I have a logs.txt
file at certain location, in a Compute Engine VM Instance. I want to periodically backup (i.e. overwrite) logs.txt
in a Google Cloud Storage bucket. Since logs.txt
is the result of some preprocessing made inside a Python script, I want to also use that script to upload / copy that file, into the Google Cloud Storage bucket (therefore, the use of cp
cannot be considered an option). Both the Compute Engine VM instance, and the Cloud Storage bucket, stay at the same GCP project, so "they see each other". What I am attempting right now, based on this sample code, looks like:
from google.cloud import storage
bucket_name = "my-bucket"
destination_blob_name = "logs.txt"
source_file_name = "logs.txt" # accessible from this script
storage_client = storage.Client()
bucket = storage_client.bucket(bucket_name)
blob = bucket.blob(destination_blob_name)
generation_match_precondition = 0
blob.upload_from_filename(source_file_name, if_generation_match=generation_match_precondition)
print(f"File {source_file_name} uploaded to {destination_blob_name}.")
If gs://my-bucket/logs.txt
does not exist, the script works correctly, but if I try to overwrite, I get the following error:
Traceback (most recent call last):
File "/usr/local/lib/python3.8/dist-packages/google/cloud/storage/blob.py", line 2571, in upload_from_file
created_json = self._do_upload(
File "/usr/local/lib/python3.8/dist-packages/google/cloud/storage/blob.py", line 2372, in _do_upload
response = self._do_multipart_upload(
File "/usr/local/lib/python3.8/dist-packages/google/cloud/storage/blob.py", line 1907, in _do_multipart_upload
response = upload.transmit(
File "/usr/local/lib/python3.8/dist-packages/google/resumable_media/requests/upload.py", line 153, in transmit
return _request_helpers.wait_and_retry(
File "/usr/local/lib/python3.8/dist-packages/google/resumable_media/requests/_request_helpers.py", line 147, in wait_and_retry
response = func()
File "/usr/local/lib/python3.8/dist-packages/google/resumable_media/requests/upload.py", line 149, in retriable_request
self._process_response(result)
File "/usr/local/lib/python3.8/dist-packages/google/resumable_media/_upload.py", line 114, in _process_response
_helpers.require_status_code(response, (http.client.OK,), self._get_status_code)

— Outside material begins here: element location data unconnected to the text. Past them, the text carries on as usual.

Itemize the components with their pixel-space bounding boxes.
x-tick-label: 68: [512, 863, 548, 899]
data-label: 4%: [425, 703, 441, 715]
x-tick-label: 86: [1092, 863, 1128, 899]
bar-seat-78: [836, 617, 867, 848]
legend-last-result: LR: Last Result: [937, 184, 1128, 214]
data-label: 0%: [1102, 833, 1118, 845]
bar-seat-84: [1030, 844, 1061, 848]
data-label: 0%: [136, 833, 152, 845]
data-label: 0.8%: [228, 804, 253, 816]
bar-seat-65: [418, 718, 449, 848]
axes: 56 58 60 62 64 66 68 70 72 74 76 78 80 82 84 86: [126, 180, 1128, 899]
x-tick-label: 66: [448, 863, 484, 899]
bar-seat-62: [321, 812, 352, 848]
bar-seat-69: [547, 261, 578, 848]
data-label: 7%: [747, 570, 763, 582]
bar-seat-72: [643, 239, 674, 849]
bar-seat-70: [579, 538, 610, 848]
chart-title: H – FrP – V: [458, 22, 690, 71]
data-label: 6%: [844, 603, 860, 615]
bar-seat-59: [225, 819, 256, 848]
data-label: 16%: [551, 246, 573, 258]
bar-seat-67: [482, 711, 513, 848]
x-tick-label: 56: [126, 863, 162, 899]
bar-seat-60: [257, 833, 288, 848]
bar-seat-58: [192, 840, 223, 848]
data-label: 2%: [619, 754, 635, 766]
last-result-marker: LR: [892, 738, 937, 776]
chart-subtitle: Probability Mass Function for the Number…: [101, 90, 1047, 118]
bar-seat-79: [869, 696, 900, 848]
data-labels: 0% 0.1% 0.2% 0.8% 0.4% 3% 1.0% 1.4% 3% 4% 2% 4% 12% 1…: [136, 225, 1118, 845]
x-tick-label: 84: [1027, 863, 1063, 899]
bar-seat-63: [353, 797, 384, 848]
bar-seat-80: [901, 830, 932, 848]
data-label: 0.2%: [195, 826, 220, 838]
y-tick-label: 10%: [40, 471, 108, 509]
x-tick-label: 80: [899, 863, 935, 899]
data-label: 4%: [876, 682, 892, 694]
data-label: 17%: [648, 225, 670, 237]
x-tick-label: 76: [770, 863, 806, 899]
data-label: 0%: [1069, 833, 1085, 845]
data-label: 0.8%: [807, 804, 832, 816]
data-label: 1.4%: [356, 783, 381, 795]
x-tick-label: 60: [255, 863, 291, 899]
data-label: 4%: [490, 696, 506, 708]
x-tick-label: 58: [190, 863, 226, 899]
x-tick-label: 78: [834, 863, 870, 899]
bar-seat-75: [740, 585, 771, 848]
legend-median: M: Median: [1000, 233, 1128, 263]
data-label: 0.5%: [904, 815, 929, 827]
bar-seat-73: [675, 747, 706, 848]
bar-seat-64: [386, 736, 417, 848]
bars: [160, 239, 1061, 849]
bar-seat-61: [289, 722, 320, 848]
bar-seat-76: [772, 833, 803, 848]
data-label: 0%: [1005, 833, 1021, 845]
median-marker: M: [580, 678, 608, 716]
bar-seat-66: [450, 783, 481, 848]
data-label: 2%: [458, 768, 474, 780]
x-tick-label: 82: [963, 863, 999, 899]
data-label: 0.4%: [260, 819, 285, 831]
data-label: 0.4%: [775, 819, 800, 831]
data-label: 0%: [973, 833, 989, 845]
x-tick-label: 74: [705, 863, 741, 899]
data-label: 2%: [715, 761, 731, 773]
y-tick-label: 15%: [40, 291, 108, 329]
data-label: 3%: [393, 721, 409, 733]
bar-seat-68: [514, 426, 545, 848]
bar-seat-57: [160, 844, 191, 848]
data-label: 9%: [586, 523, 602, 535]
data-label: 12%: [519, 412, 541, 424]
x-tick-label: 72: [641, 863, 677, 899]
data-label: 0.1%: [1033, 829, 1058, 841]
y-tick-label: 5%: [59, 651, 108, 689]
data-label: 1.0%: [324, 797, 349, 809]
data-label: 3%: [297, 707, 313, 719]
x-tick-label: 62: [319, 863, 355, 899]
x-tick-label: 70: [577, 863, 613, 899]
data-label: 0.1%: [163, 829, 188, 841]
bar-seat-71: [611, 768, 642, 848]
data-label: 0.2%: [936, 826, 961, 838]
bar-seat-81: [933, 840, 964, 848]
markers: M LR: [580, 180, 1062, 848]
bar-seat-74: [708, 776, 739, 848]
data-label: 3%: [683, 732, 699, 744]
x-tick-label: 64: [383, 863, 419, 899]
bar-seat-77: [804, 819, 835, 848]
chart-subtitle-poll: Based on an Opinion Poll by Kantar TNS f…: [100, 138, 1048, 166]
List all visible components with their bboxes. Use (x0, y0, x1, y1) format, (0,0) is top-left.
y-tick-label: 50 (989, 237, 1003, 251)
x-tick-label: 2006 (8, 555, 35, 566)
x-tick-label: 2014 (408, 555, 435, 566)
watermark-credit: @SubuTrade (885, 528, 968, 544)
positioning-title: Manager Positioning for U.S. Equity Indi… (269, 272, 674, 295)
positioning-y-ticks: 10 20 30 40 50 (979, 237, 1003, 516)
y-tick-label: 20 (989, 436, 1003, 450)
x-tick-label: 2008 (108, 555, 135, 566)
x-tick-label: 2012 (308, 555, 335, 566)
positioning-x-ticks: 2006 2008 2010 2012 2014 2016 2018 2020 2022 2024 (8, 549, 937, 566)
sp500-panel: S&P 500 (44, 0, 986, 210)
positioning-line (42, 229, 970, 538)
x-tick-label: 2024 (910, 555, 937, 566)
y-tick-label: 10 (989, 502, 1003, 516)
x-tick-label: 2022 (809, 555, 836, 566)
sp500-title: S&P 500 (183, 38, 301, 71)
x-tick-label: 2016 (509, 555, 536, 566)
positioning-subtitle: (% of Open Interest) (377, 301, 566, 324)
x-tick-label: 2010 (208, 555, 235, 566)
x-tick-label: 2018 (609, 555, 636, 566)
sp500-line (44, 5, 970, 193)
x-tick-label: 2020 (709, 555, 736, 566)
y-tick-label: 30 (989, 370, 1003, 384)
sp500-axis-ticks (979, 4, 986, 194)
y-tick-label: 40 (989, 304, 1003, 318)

File "/usr/local/lib/python3.8/dist-packages/google/resumable_media/_helpers.py", line 105, in require_status_code
raise common.InvalidResponse(
google.resumable_media.common.InvalidResponse: ('Request failed with status code', 412, 'Expected one of', <HTTPStatus.OK: 200>)
During handling of the above exception, another exception occurred:
Traceback (most recent call last):
File "/home/my_folder/upload_to_gcs.py", line 76, in <module>
blob.upload_from_filename(source_file_name, if_generation_match=generation_match_precondition)
File "/usr/local/lib/python3.8/dist-packages/google/cloud/storage/blob.py", line 2712, in upload_from_filename
self.upload_from_file(
File "/usr/local/lib/python3.8/dist-packages/google/cloud/storage/blob.py", line 2588, in upload_from_file
_raise_from_invalid_response(exc)
File "/usr/local/lib/python3.8/dist-packages/google/cloud/storage/blob.py", line 4455, in _raise_from_invalid_response
raise exceptions.from_http_status(response.status_code, message, response=response)
google.api_core.exceptions.PreconditionFailed: 412 POST https://storage.googleapis.com/upload/storage/v1/b/production-onementor-dt-data/o?uploadType=multipart&ifGenerationMatch=0: {
"error": {
"code": 412,
"message": "At least one of the pre-conditions you specified did not hold.",
"errors": [
{
"message": "At least one of the pre-conditions you specified did not hold.",
"domain": "global",
"reason": "conditionNotMet",
"locationType": "header",
"location": "If-Match"
}
]
}
}
: ('Request failed with status code', 412, 'Expected one of', <HTTPStatus.OK: 200>)
I have checked the documentation for upload_from_filename
, but it seems there is no flag to "enable overwritting".
How to properly overwrite a file existing in a Google Cloud Storage Bucket, using Python language?
It's because of if_generation_match
As a special case, passing 0 as the value for if_generation_match makes the operation succeed only if there are no live versions of the blob.
This is what is meant by the return message "At least one of the pre-conditions you specified did not hold."
You should pass None
or leave out that argument altogether.